Relaxation of Thermoremanent Magnetization in Different Magnetic Phases Of Fe-rich $\mbox{$\gamma$}$-FeNiCr Alloys

TL;DR

This study investigates the decay of thermoremanent magnetization in Fe-Ni-Cr alloys across different magnetic phases, revealing distinct aging behaviors and confirming theoretical models through experimental measurements.

Contribution

It provides a comprehensive analysis of TRM relaxation in various magnetic phases of Fe-rich alloys, highlighting phase-specific decay behaviors and validating models like Gabay-Toulouse.

Findings

Spin-glass phase shows aging effects with a specific decay form.

Reentrant spin-glass phase fits stretched exponential decay with a constant term.

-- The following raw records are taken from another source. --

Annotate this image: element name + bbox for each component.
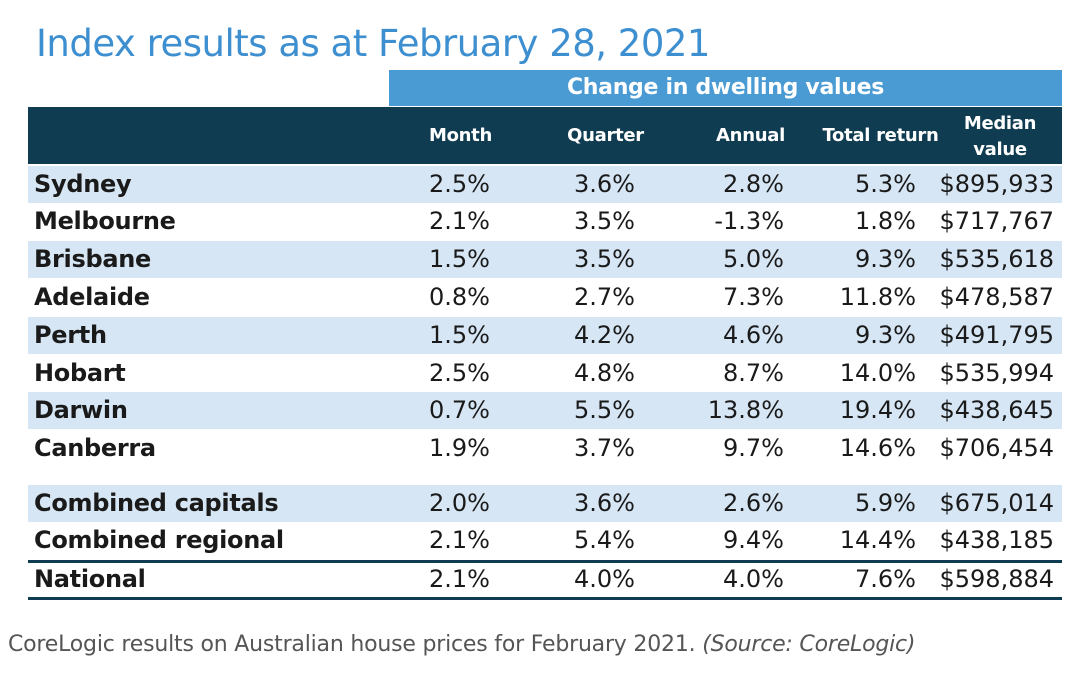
table-row: Sydney 2.5% 3.6% 2.8% 5.3% $895,933 [28,166,1062,203]
cell-quarter: 5.4% [574,526,635,554]
cell-month: 2.5% [429,170,490,198]
national-divider-top [28,560,1062,563]
cell-total-return: 11.8% [839,283,916,311]
cell-total-return: 14.4% [839,526,916,554]
cell-total-return: 14.0% [839,359,916,387]
row-city-label: Perth [34,321,107,349]
table-row: Hobart 2.5% 4.8% 8.7% 14.0% $535,994 [28,355,1062,392]
group-header-change-in-dwelling-values: Change in dwelling values [389,70,1062,106]
cell-quarter: 4.8% [574,359,635,387]
column-header-annual: Annual [716,125,785,146]
cell-total-return: 19.4% [839,396,916,424]
cell-total-return: 7.6% [855,565,916,593]
table-row: Canberra 1.9% 3.7% 9.7% 14.6% $706,454 [28,430,1062,467]
cell-median: $535,618 [939,245,1054,273]
column-header-bar: Month Quarter Annual Total return Median… [28,107,1062,164]
cell-quarter: 3.5% [574,245,635,273]
cell-annual: 4.0% [723,565,784,593]
cell-annual: 2.8% [723,170,784,198]
cell-total-return: 9.3% [855,245,916,273]
table-row: Adelaide 0.8% 2.7% 7.3% 11.8% $478,587 [28,279,1062,316]
caption-text: CoreLogic results on Australian house pr… [8,632,703,657]
cell-total-return: 14.6% [839,434,916,462]
row-city-label: Canberra [34,434,156,462]
row-city-label: Melbourne [34,207,176,235]
cell-total-return: 5.9% [855,489,916,517]
cell-month: 0.7% [429,396,490,424]
cell-median: $717,767 [939,207,1054,235]
table-row: Combined regional 2.1% 5.4% 9.4% 14.4% $438,1… [28,522,1062,559]
cell-month: 2.1% [429,565,490,593]
cell-quarter: 4.0% [574,565,635,593]
cell-total-return: 9.3% [855,321,916,349]
column-header-quarter: Quarter [567,125,644,146]
table-row: Combined capitals 2.0% 3.6% 2.6% 5.9% $675,01… [28,485,1062,522]
column-header-total-return: Total return [822,125,939,146]
cell-quarter: 3.5% [574,207,635,235]
cell-month: 2.5% [429,359,490,387]
cell-quarter: 3.6% [574,170,635,198]
cell-quarter: 3.6% [574,489,635,517]
cell-annual: 5.0% [723,245,784,273]
cell-total-return: 5.3% [855,170,916,198]
cell-annual: 8.7% [723,359,784,387]
national-divider-bottom [28,597,1062,600]
cell-annual: 4.6% [723,321,784,349]
cell-month: 2.1% [429,526,490,554]
cell-median: $598,884 [939,565,1054,593]
cell-annual: 7.3% [723,283,784,311]
page-title: Index results as at February 28, 2021 [36,22,710,65]
cell-month: 2.0% [429,489,490,517]
row-city-label: National [34,565,146,593]
cell-quarter: 5.5% [574,396,635,424]
row-city-label: Adelaide [34,283,150,311]
column-header-month: Month [428,125,492,146]
row-city-label: Darwin [34,396,128,424]
cell-median: $706,454 [939,434,1054,462]
cell-quarter: 3.7% [574,434,635,462]
row-city-label: Hobart [34,359,126,387]
row-city-label: Combined regional [34,526,284,554]
cell-median: $895,933 [939,170,1054,198]
column-header-median-line2: value [973,139,1027,160]
cell-median: $491,795 [939,321,1054,349]
cell-month: 1.5% [429,245,490,273]
cell-annual: -1.3% [714,207,784,235]
table-row: Darwin 0.7% 5.5% 13.8% 19.4% $438,645 [28,392,1062,429]
cell-annual: 2.6% [723,489,784,517]
cell-annual: 13.8% [707,396,784,424]
cell-median: $438,645 [939,396,1054,424]
row-city-label: Combined capitals [34,489,279,517]
cell-median: $478,587 [939,283,1054,311]
row-city-label: Sydney [34,170,132,198]
table-row: Brisbane 1.5% 3.5% 5.0% 9.3% $535,618 [28,241,1062,278]
cell-median: $675,014 [939,489,1054,517]
cell-month: 0.8% [429,283,490,311]
cell-month: 1.5% [429,321,490,349]
cell-annual: 9.4% [723,526,784,554]
column-header-median-value: Median value [948,111,1052,163]
cell-quarter: 4.2% [574,321,635,349]
cell-median: $535,994 [939,359,1054,387]
column-header-median-line1: Median [963,113,1037,134]
cell-annual: 9.7% [723,434,784,462]
cell-quarter: 2.7% [574,283,635,311]
figure-caption: CoreLogic results on Australian house pr… [8,632,916,657]
row-city-label: Brisbane [34,245,151,273]
table-row: Melbourne 2.1% 3.5% -1.3% 1.8% $717,767 [28,203,1062,240]
caption-source: (Source: CoreLogic) [702,632,916,657]
cell-total-return: 1.8% [855,207,916,235]
table-row: National 2.1% 4.0% 4.0% 7.6% $598,884 [28,561,1062,598]
table-row: Perth 1.5% 4.2% 4.6% 9.3% $491,795 [28,317,1062,354]
cell-month: 1.9% [429,434,490,462]
cell-median: $438,185 [939,526,1054,554]
cell-month: 2.1% [429,207,490,235]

Ferromagnetic phase exhibits power law decay of TRM.

Abstract

The time decay of the thermoremanent magnetization(TRM) of the $\mbox{Fe}_{80-\mbox{x}}\mbox{Ni}_{\mbox{x}}\mbox{Cr}_{20}$ ($14\leq \mbox{x} \leq 30$) alloys has been measured for four different magnetic phases within the fcc $\mbox{$\gamma$}$-phase using a SQUID magnetometer. In the spin-glass phase(SG)(X=19) very distinct ageing effects are observed where M(t) can be described as $M(t)=M_0(t/t_{w})^{-\gamma}\exp[-(t/\tau)^{1-n}]$ for the entire time domain. In the reentrant spin-glass(RSG)(X= 23 and 26), M(t) can be better represented by the stretched exponential with an addition of a constant term which can be well explained by the Gabay-Toulouse(GT) model. We have also measured the linear and non-linear ac susceptibilities for the sample X=23 and confirmed the presence of the ferromagnetic(FM) ordering down to the lowest temperature. In the RSG(X=23), the TRM shows a minimum near T$_{\mbox{c}}$ and a local maximum just above T$_{\mbox{c}}$. In the FM phase (X=30) the popular prediction of the power law decay of the TRM is observed. The latter is indistinguishable from the stretched exponential in the antiferromagnetic(AF) phase (X=14).